It could be anywhere but to your dismay its in the room you mostly spent some years in. Your bedroom, sometimes cold, sometimes lukewarm but never good enough to pay attention to it. You just got used to it. Severely understimulated, you move towards any form of stimulation like a moth would to light; this only advances the inevitable breakdown. Just like in that annoying video game where after some work on abnormalities a meltdown eventually occurs. You tried so hard to be understood but it sorta just never happened. With some, you dont have to explain yourself a lot. But when it comes down to it, you are still the only one suffering in silence. Alone again. Just like in that game. You finished it like two years ago? It reminds you of a person you've grown to despise. The endings spoke to you somehow. Now that you've reminded yourself, this is your whole deal. Trying to appreciate everything till it eventually falls out of your hands. You wanted to cry to several endings but it never happened.

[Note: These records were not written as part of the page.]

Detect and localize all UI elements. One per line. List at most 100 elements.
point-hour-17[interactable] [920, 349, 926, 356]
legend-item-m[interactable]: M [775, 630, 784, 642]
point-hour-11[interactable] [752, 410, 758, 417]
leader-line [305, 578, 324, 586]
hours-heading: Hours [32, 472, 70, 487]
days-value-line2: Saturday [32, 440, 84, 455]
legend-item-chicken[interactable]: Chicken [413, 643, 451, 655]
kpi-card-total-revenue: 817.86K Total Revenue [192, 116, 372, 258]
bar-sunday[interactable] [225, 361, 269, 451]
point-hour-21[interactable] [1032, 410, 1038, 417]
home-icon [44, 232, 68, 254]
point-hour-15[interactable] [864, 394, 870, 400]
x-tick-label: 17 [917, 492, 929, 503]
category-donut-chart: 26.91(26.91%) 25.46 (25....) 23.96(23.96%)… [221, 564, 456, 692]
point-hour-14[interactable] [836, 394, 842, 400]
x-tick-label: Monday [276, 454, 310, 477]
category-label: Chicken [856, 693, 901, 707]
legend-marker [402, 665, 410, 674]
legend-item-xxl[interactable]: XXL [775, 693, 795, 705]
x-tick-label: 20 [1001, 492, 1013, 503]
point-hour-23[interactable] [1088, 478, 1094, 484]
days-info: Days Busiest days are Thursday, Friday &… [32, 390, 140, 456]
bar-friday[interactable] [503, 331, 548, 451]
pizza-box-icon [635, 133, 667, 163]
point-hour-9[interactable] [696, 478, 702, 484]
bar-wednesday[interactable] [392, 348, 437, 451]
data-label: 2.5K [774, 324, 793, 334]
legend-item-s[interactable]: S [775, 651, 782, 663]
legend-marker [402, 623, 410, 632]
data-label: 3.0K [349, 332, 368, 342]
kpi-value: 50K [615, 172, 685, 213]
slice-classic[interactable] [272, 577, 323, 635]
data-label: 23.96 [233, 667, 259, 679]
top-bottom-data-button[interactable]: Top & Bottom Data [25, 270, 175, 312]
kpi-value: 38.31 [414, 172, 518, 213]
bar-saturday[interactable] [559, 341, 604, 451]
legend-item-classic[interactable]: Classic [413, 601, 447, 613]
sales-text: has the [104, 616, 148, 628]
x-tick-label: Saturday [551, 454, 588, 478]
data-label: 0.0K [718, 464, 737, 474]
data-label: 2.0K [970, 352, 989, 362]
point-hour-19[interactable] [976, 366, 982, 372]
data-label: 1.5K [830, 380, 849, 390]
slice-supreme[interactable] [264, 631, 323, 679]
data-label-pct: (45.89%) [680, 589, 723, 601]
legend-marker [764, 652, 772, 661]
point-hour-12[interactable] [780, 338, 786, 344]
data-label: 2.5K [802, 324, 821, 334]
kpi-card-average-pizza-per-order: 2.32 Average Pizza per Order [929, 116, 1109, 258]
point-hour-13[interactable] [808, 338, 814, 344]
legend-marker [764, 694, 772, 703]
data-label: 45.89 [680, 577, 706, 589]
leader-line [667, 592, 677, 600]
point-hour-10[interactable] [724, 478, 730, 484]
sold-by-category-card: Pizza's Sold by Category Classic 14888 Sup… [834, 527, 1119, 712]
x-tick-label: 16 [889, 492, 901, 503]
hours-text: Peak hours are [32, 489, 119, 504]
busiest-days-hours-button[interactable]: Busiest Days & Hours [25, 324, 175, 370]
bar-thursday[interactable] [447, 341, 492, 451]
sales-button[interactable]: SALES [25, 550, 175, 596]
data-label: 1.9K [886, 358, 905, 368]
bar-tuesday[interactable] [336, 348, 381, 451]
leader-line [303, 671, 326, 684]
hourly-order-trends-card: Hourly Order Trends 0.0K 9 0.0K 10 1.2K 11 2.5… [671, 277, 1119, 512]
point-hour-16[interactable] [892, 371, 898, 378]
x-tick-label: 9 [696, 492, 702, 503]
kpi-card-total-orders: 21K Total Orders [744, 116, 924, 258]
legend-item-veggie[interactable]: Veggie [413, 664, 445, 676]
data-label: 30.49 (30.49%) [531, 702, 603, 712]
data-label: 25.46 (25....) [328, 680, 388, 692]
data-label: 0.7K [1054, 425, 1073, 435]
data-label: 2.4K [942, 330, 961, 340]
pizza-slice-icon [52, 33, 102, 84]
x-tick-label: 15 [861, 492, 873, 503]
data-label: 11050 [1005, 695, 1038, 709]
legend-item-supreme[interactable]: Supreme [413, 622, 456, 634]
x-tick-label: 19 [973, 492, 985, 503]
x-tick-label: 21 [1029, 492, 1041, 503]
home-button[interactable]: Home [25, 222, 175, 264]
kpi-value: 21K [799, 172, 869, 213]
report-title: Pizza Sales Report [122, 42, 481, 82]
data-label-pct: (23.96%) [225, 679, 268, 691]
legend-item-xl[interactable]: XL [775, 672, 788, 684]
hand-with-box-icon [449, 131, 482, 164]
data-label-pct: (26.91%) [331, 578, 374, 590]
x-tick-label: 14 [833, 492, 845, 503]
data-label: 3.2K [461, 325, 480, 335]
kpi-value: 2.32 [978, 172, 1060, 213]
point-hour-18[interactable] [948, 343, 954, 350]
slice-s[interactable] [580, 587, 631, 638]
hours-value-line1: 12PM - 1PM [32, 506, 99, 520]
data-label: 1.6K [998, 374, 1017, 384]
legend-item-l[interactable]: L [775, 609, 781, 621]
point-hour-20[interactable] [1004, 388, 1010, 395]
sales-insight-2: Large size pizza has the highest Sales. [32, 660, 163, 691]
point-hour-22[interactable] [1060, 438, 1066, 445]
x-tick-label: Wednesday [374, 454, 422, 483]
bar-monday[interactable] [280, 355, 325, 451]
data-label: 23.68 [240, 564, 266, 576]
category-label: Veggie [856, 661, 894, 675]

This makes you so angry. You used to be able to weep even at the smallest inconveniences and now when your lifes gone to shit and theres little chance of changing the course of it you are as dry as the head archivists skin. You thought about starting diy. Waiting until youre overage and then getting opinions from people who know batshit nothing better than you is not really punk. You also have some semblance of a stable income. Somethings still keeping you from it though.

You always felt like you were gonna die next week. Next month. Next school year. Now you dont even know. If you got this far, you should do matura and then just enjoy the absence of horrors. Sometimes you feel like you cant do that, though.

Definitons are silly. The terf dictionary included the word "usually" in their chair definition. How dumb. If you tried to define life it would be hard. You could try to define it by a quality or just say absence of death. Or breathing.

It feels like no one sees or no one knows about mentally ill people unless they lash out. You didn't expect much more from your perfectly typical people but still.

You forgot about your despair a little but you still feel like utter garbage. Its always what you are unable to do and never things you're proud of. You could draw. Your hands are shaky, your pens are dull and tend to break, your rubbers are dirty and you used to enjoy it much more when you were in second grade. You could write poems. It never comes as naturally as it used to. You just want to do things that are out of your reach. Maybe its less scary to rot away yearning for the unknown than actually stepping outside.

Sometimes you just want to stab yourself but then you remember that one time you accidentally did that and it hurt so much, in such a pathetic and theatrical way. You could never disinfect or bandage shit anyway.

You just want to get up, pack the few things that are dear to you in a bag and then go to a friends house. You never know where any of them lives. Sure, you know the towns, but at bumfuck nowhere everything looks all the same.

Everything is awkward but especially at the first time. Do you just send the "texting is tiring can i come live with u" image or just go "ahah teehee umm bleh umm can we do an extended sleepover"? You don't know.

As the doubts are catching up you can feel your throat. You hate it. Whenever you feel that thing you want to rip it out of your skin, images of undescribable violence flashing in your mind. You've listened to this one track so long that it feels like you're losing the leftovers of your sanity. You really gotta do something.

"Hey Jupiter umm can I sleep over?"

You type fast but hitting enter is so anxiety inducing. You end up doing it anyway but make sure to close your phone afterwards.